One of our good customers had this to say about the new Revolver pressing and The Beatles in mono:
I think the Revolver new thing doesn’t sound terrible. It’s just what you’re comparing it with. Most people are going off original pressings maybe and the acclaimed mono and stereo box stuff that came out in the last 10 years. IF you don’t try one of those Harry Moss records or a 1970s pressing, you probably think the new Revolver is fine or even good. That’s my theory. Who knows.
And as far as mono vs. stereo… you know the answer to this but I’m not sure. Were those earliest records meant to be mono or recorded as if they would be put out as mono and later records – maybe Rubber Soul on – meant to be stereo? I don’t know the answer to that.

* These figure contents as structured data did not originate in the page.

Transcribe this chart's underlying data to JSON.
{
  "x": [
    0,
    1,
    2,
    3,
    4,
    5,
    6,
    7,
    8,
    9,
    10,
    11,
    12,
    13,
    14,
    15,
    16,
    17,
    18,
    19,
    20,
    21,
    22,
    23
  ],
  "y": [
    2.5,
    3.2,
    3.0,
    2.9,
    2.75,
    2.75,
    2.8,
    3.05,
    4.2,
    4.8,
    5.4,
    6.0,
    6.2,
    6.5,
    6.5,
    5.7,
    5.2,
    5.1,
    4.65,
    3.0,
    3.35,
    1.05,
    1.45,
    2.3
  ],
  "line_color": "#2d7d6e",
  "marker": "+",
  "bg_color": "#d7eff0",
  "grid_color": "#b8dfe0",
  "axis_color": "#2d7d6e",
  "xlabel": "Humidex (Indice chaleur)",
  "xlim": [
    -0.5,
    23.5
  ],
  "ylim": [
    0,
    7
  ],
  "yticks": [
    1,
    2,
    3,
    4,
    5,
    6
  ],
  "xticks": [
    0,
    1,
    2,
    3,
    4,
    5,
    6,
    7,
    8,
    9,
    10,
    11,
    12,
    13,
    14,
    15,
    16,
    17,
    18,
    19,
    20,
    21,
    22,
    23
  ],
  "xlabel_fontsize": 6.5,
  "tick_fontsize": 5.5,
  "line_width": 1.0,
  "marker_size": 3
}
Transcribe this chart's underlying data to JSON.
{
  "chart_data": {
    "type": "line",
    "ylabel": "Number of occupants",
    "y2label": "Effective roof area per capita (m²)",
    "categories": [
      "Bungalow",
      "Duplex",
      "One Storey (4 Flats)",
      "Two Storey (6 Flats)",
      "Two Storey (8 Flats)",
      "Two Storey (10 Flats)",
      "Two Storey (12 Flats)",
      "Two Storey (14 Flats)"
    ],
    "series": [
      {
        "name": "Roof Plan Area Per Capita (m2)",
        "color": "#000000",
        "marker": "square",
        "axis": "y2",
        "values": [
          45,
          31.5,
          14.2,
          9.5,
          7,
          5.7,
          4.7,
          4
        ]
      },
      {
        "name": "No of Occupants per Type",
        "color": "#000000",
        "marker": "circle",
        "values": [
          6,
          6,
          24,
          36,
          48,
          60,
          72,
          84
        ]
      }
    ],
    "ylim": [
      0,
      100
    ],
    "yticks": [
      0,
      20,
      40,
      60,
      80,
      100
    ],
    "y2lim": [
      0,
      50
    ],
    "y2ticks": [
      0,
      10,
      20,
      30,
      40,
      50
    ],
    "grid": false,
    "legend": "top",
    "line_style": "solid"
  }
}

But maybe that’s why people are so loyal to mono. They feel like “this is how it was meant to be heard by the artist.”
George Martin was very clear about that, the first two albums for sure and really, the first four are, for him, better heard in mono than stereo.
I disagree. I think George heard the playback on studio monitors stuck on a wall five feet from his head. Who cares what that sounds like? Nobody who isn’t mixing a record would ever listen to music that way, certainly not in this day and age.
More importantly, who are you going to believe, your lying ears or George Martin?
This is so fundamental to understanding everything to do with audio and records.
Richard Feynman summed it up beautifully: Science is the belief in the ignorance of experts.
Watch the Let It Be documentary put out by Peter Jackson, the last part where they play the album back for everyone.
With four monitor speakers lined up left to right and shoved up against a wall.
This is how they listened to the album in order to approve Glyn Johns’ mix and the takes he chose to use?
How can anyone take any of it seriously?